When the bedtime routine is over, do not allow your child to get out of bed or leave the room unless she needs to use the toilet. And do not rush back in to rearrange the covers. You've already offered one last chance for verbal requests; now's the time to let your child find her own ways of relaxing -- playing quietly in bed, listening to music, looking at a book, and so forth. If she starts crying or calling for you -- and you know she's in no real danger -- tell her you need to shut her door until the screaming stops. If it continues for more than 15 minutes, reopen the door to reassure her, but calmly repeat your intention to keep the door closed until she settles down.

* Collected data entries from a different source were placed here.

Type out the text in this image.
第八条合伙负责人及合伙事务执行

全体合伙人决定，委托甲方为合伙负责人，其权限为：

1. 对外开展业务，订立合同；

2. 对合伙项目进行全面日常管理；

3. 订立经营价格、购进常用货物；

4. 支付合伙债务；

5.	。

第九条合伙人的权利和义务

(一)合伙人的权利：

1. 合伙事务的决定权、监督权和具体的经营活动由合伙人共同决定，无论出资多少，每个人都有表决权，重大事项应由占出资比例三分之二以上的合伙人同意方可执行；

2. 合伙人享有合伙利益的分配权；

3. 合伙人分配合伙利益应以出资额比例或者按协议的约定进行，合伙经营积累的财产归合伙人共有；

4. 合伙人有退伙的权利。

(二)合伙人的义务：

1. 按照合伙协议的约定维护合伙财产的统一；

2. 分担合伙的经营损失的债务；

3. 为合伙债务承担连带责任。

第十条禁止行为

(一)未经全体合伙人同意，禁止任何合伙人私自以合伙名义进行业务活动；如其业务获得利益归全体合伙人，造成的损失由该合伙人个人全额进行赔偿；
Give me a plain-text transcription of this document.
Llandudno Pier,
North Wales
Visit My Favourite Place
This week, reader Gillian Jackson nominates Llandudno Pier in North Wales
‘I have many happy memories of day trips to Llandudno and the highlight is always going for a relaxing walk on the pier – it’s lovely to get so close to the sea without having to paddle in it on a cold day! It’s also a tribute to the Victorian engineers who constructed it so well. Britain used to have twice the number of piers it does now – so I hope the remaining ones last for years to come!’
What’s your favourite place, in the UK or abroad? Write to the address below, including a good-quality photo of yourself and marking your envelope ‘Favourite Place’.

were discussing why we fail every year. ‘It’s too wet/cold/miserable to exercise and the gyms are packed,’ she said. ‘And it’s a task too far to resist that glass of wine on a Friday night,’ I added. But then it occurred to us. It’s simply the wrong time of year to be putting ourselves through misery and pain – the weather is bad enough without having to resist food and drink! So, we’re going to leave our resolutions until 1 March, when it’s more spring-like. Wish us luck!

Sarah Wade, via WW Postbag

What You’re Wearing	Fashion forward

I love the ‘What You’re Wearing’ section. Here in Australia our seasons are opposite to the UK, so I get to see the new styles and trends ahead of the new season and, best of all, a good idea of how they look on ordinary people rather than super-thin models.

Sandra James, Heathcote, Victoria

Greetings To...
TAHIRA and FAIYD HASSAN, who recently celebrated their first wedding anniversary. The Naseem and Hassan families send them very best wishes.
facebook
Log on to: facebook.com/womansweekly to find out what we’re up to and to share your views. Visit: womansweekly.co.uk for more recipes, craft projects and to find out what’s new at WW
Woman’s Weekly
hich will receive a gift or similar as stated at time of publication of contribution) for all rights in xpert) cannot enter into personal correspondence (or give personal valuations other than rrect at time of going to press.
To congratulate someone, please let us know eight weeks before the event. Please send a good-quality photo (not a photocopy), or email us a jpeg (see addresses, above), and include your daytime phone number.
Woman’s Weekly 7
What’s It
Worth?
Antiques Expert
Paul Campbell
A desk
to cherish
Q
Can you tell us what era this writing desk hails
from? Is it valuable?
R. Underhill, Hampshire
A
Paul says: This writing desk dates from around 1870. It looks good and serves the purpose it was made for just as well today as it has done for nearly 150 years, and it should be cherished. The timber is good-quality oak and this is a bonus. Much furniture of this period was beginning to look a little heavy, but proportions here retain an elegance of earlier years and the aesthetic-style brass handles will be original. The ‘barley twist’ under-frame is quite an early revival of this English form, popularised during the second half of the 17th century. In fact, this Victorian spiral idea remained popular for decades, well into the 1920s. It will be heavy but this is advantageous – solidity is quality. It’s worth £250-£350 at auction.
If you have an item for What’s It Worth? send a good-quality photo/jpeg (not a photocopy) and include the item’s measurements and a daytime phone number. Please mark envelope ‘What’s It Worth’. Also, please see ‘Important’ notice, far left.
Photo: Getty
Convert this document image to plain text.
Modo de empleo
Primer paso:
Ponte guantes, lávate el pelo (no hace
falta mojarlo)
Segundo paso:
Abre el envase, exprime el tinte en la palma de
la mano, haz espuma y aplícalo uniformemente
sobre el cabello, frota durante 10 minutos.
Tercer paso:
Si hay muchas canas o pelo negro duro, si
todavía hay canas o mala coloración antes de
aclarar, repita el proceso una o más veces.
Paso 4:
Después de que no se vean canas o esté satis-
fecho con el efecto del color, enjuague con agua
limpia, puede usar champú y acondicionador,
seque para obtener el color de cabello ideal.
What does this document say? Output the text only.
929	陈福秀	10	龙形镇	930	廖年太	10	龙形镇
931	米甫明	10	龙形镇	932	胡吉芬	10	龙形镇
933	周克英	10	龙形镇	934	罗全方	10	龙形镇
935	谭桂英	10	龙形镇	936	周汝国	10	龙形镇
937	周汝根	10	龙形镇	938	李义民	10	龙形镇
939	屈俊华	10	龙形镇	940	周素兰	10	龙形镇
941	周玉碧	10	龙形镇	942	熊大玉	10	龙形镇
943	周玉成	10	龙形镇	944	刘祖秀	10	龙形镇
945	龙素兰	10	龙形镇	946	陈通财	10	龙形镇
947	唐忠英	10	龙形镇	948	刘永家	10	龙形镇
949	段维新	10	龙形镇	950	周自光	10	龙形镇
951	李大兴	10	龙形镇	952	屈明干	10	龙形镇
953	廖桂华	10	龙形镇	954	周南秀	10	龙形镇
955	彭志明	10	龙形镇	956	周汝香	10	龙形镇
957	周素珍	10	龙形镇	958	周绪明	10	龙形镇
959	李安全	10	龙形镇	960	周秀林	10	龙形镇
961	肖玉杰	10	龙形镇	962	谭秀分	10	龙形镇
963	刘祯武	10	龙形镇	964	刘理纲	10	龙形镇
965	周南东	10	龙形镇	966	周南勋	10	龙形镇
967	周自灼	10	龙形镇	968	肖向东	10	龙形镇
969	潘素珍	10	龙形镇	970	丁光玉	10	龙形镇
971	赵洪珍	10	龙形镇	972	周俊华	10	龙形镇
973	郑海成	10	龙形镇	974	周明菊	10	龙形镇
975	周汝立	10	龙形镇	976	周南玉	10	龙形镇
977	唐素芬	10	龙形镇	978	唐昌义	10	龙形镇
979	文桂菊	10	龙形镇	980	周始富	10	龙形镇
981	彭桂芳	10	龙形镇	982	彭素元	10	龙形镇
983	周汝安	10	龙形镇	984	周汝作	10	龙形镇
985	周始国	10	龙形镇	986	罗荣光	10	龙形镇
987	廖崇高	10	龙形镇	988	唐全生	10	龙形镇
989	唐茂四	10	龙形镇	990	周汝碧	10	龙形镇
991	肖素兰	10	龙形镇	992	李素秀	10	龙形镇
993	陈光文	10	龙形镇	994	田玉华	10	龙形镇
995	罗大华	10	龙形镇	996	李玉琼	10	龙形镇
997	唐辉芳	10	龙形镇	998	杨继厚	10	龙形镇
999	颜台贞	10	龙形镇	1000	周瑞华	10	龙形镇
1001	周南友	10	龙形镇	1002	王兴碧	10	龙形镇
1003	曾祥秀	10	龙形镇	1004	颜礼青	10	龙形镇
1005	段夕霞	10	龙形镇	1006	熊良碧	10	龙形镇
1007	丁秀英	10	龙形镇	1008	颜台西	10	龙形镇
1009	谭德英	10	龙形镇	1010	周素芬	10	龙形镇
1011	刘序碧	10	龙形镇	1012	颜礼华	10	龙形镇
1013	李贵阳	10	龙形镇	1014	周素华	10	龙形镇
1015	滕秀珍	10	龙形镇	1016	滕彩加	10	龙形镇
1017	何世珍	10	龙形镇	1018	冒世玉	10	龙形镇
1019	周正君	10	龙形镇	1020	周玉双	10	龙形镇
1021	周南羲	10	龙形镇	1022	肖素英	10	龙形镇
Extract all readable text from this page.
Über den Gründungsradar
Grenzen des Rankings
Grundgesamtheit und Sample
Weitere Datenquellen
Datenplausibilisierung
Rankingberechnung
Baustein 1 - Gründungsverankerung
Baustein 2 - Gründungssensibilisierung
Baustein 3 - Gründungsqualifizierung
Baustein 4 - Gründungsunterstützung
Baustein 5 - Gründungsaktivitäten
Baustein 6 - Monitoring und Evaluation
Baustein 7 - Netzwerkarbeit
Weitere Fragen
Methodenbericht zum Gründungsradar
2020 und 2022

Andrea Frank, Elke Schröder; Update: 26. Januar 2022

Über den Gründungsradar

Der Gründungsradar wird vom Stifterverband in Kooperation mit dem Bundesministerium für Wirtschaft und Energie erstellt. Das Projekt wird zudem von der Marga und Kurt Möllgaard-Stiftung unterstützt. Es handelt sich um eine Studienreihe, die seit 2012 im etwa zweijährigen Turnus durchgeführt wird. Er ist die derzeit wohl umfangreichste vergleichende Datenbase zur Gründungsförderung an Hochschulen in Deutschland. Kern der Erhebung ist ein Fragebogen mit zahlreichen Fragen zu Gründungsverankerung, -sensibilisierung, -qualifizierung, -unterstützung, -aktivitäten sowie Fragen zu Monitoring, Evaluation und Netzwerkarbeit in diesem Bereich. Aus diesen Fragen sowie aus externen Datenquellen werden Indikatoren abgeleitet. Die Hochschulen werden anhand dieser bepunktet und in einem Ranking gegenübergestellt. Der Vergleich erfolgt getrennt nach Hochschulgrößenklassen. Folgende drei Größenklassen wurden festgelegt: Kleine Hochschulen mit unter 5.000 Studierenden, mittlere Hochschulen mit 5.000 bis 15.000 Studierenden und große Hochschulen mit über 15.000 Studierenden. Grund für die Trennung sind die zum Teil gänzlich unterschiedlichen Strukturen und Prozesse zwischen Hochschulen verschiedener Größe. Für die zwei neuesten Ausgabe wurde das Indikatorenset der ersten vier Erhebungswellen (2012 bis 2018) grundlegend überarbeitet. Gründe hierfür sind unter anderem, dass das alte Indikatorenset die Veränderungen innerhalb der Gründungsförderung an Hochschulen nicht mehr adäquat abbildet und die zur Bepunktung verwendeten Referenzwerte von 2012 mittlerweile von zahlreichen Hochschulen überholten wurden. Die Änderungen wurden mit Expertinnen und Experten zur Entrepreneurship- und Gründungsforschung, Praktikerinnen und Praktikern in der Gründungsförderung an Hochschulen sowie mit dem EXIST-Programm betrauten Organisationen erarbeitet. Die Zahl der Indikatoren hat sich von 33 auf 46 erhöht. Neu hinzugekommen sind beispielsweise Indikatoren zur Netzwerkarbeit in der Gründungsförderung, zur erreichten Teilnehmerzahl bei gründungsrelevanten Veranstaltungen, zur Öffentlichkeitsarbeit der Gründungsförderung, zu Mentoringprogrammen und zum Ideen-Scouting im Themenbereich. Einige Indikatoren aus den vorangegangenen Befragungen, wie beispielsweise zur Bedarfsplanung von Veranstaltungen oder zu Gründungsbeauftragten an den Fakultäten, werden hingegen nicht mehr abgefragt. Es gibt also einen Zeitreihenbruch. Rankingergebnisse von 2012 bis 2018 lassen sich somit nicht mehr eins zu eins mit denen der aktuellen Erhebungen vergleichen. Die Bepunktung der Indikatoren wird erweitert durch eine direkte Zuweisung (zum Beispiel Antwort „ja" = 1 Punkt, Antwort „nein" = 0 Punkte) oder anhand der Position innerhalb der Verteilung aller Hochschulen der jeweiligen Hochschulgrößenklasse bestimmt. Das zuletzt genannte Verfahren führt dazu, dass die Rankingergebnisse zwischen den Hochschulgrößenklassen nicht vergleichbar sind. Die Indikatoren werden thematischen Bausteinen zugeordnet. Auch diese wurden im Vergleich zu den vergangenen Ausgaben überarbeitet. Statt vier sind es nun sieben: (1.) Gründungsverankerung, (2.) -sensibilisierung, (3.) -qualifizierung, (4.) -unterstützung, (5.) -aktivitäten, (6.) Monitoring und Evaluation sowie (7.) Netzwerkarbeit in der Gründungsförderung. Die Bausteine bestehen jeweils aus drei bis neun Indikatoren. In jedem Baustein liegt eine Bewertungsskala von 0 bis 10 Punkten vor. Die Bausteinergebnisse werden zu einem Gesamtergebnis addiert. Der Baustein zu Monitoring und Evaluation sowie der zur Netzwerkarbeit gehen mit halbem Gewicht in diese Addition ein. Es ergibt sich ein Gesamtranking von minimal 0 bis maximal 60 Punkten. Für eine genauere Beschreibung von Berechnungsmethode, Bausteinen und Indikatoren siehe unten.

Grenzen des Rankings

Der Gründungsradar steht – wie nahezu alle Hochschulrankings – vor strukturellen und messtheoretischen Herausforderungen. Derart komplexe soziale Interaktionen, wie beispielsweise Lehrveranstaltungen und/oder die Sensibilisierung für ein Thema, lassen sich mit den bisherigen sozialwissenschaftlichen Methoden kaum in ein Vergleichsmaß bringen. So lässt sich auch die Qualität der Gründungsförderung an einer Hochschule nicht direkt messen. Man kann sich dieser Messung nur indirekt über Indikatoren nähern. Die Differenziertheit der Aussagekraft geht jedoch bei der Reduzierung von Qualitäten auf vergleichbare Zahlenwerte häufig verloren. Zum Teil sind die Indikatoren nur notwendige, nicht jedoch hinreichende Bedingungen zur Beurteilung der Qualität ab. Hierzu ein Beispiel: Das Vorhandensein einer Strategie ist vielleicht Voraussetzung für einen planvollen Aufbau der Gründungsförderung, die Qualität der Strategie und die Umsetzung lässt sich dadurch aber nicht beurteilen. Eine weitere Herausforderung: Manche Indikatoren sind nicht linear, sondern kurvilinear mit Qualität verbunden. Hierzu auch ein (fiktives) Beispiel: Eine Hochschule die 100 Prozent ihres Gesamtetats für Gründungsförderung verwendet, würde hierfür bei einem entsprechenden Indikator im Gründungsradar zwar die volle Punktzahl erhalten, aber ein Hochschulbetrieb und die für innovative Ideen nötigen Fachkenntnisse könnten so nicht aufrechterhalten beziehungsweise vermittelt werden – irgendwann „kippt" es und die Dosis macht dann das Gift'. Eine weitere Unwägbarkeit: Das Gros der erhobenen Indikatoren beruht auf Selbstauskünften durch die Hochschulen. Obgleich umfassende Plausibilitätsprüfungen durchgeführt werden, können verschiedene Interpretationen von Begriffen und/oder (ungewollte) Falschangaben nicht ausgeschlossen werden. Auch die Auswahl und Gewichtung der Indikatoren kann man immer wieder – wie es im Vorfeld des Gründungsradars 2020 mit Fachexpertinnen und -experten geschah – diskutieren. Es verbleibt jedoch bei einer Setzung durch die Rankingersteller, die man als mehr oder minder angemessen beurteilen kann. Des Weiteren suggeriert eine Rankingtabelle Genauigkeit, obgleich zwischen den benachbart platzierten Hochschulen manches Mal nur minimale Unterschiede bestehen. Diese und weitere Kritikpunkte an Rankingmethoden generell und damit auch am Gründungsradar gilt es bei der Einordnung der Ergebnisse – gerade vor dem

If your child tries to leave his bedroom or crawl into your bed, take him back to his own bed immediately, with as little fanfare and fuss as possible. Unless he's extremely fearful or sick, remind him of the stay-in-bed rule and warn him that if he gets out of bed again, his door will be shut until he is back in bed and quiet. Never threaten or yell at your child, however -- it will only ignite his ire. He needs to know that you understand how he's feeling and are trying to help. You might say, "I know it's hard to stop playing and go to bed, but we all need to rest. Mommy and Daddy are going to go to sleep soon, too."
The key is gentle firmness: You needn't raise your voice, but you must stick to your guns -- even if, at first, that means carrying your child back to bed every 10 minutes like clockwork. Most kids will give up the fight within two weeks if you remain firm and don't bend in the face of their fears.